Lake Oswegos bond rating puts it in an elite group
- Lawrence W. Pierce
- Lake Oswego Review - Opinion
Recently, letters have been published in the Review from people questioning the management of Lake Oswego's finances by city officials and staff. The fact is that the city is in extremely sound financial condition, as demonstrated by Aaa/AAA bond ratings from Moody's Investors Service and Standard and Poor's Ratings Services, respectively. This highest rating from two bond rating agencies establishes Lake Oswego as one of a small and elite group of communities across the nation. Such ratings are only bestowed on cities deemed to maintain the highest standards of financial management and prudence.
The role that these New York-based rating agencies play in the capital markets is critical. Their ratings provide investors and other market participants around the country with an independent benchmark by which the bonds sold by a community can be measured against other investment options. A higher credit rating means lower risk to investors, which means those investors are willing to accept lower interest rates for investing in those securities. Consequently, by securing the highest possible ratings, city officials and staff are providing a benefit to Lake Oswego residents in the form of lower interest costs on the city's bonds, which means lower tax rates to city residents.
The sale of bonds is an important financial tool for all levels of government. Lake Oswego has only utilized bond issues for long-lasting public assets, which is both prudent and fair.

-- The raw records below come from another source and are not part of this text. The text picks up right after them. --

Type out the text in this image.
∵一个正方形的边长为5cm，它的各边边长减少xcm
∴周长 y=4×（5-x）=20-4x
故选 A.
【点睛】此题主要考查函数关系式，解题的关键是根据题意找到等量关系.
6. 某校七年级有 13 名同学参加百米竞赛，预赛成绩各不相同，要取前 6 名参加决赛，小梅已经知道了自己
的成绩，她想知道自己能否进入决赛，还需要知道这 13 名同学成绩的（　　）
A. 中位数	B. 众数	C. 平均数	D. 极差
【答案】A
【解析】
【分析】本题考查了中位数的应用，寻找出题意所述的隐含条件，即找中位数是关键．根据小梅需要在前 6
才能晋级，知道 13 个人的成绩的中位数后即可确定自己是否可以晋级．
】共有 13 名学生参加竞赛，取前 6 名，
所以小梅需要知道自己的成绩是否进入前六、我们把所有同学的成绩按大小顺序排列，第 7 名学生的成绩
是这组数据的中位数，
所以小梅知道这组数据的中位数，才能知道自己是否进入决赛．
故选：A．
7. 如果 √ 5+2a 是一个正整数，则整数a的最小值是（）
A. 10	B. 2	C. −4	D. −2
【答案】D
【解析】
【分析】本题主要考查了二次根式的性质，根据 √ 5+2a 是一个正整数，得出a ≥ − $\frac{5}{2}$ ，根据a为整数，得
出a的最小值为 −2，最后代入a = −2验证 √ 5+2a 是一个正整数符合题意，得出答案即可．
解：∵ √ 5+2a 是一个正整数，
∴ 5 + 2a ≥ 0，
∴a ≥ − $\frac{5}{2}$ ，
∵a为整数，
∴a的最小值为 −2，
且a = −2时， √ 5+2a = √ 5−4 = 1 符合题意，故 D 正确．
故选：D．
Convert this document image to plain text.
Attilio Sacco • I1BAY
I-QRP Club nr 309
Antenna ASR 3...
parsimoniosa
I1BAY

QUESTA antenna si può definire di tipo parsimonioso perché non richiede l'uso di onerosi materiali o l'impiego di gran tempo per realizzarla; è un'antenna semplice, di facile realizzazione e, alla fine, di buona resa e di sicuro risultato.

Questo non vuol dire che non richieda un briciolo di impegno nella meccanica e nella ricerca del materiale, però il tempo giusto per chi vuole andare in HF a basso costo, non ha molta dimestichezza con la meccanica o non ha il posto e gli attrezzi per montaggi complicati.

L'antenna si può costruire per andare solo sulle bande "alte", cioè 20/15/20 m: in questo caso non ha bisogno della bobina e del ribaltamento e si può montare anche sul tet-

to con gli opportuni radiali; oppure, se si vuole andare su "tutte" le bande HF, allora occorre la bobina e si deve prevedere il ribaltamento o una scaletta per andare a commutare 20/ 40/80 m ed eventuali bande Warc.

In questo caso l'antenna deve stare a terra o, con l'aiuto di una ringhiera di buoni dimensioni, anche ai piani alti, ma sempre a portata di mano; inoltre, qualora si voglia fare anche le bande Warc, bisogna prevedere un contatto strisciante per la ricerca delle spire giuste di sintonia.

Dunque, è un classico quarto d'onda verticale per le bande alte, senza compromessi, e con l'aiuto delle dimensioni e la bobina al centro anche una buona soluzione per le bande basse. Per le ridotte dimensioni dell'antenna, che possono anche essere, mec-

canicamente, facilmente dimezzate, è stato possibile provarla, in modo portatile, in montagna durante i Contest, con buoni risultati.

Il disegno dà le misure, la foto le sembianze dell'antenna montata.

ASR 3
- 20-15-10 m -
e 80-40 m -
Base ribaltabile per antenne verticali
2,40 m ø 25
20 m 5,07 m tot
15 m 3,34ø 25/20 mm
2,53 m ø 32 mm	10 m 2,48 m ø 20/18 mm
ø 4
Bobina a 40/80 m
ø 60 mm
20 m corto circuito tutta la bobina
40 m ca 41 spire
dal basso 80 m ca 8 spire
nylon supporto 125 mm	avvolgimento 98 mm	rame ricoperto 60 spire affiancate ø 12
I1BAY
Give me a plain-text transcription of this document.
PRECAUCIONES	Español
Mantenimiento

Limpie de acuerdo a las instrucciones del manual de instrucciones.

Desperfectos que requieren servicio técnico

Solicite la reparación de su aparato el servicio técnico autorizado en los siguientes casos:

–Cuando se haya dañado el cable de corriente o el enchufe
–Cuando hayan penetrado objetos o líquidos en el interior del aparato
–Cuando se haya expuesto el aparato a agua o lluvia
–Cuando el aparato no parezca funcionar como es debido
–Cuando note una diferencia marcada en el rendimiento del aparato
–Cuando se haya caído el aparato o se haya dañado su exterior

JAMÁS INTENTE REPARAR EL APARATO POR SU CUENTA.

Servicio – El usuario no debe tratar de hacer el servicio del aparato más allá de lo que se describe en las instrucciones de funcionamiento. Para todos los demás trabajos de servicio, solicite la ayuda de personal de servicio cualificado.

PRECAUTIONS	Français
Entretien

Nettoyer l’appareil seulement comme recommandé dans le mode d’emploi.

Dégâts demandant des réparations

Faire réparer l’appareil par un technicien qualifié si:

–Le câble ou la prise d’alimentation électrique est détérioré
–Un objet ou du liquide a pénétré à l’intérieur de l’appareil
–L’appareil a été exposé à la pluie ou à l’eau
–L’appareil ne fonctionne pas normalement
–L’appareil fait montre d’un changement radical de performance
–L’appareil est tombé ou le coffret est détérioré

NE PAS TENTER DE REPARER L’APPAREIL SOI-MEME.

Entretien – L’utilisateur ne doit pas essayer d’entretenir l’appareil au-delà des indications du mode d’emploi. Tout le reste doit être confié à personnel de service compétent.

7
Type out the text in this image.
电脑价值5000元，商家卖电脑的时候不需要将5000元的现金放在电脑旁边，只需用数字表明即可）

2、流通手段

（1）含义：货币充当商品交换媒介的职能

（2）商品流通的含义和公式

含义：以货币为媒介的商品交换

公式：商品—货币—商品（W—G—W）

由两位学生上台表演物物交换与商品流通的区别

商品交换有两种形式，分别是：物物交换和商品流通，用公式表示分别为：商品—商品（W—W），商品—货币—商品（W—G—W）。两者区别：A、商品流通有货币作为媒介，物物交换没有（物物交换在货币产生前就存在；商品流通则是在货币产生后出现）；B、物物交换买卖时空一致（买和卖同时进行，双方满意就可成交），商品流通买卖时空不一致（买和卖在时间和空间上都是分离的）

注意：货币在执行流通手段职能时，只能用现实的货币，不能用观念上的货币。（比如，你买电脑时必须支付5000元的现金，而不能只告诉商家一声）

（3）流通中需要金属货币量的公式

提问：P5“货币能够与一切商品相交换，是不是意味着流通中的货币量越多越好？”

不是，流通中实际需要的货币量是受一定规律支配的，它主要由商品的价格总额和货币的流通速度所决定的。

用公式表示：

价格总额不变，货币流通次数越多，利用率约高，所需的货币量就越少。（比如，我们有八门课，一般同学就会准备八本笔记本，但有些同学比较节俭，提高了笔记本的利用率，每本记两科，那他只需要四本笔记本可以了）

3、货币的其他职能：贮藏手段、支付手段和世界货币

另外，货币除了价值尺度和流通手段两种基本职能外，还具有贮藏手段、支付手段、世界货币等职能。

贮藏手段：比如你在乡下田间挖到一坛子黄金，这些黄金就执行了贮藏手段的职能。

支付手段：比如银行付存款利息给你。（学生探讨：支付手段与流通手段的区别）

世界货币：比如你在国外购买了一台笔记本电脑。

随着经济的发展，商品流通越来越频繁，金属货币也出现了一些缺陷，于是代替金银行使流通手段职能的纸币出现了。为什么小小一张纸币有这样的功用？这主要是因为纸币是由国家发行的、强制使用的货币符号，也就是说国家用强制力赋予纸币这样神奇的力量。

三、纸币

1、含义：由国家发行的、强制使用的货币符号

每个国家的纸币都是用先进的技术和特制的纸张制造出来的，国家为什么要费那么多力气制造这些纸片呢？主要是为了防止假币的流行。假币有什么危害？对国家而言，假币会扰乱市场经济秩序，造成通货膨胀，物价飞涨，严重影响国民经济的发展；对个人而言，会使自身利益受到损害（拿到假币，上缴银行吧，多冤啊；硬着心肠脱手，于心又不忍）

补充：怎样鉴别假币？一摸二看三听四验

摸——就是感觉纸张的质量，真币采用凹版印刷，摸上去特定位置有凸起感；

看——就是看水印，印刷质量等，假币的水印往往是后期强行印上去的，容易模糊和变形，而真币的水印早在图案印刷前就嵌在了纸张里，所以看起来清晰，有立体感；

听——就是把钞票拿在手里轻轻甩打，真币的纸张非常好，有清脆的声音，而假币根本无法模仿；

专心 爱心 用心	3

A city can no more be expected to pay for long-term capital improvements with current cash than a family would be expected to pay cash for a new home. Spreading the costs of acquiring long-term improvements over the life of those improvements ensures that all benefiting citizens pay their fair share. If a 30-year asset were paid for with cash today, individuals moving into the community the next week would derive the benefit without bearing any of the costs. Bonds are an excellent means of ensuring generational equity.
There is no question that the city is facing significant capital spending needs in the next several years, both as a result of aging infrastructure and new initiatives. Selling bonds to finance capital improvements is an investment in the city's quality of life. It is not 'deficit spending' as implied by a recent letter to the Review.
Reasonable people may disagree about the city's capital priorities, but we should all appreciate that the city's finances are being managed to provide Lake Oswego residents with the lowest financing costs available.
Lawrence W. 'Chip' Pierce is a Lake Oswego resident associated with Western Financial Group, LLC.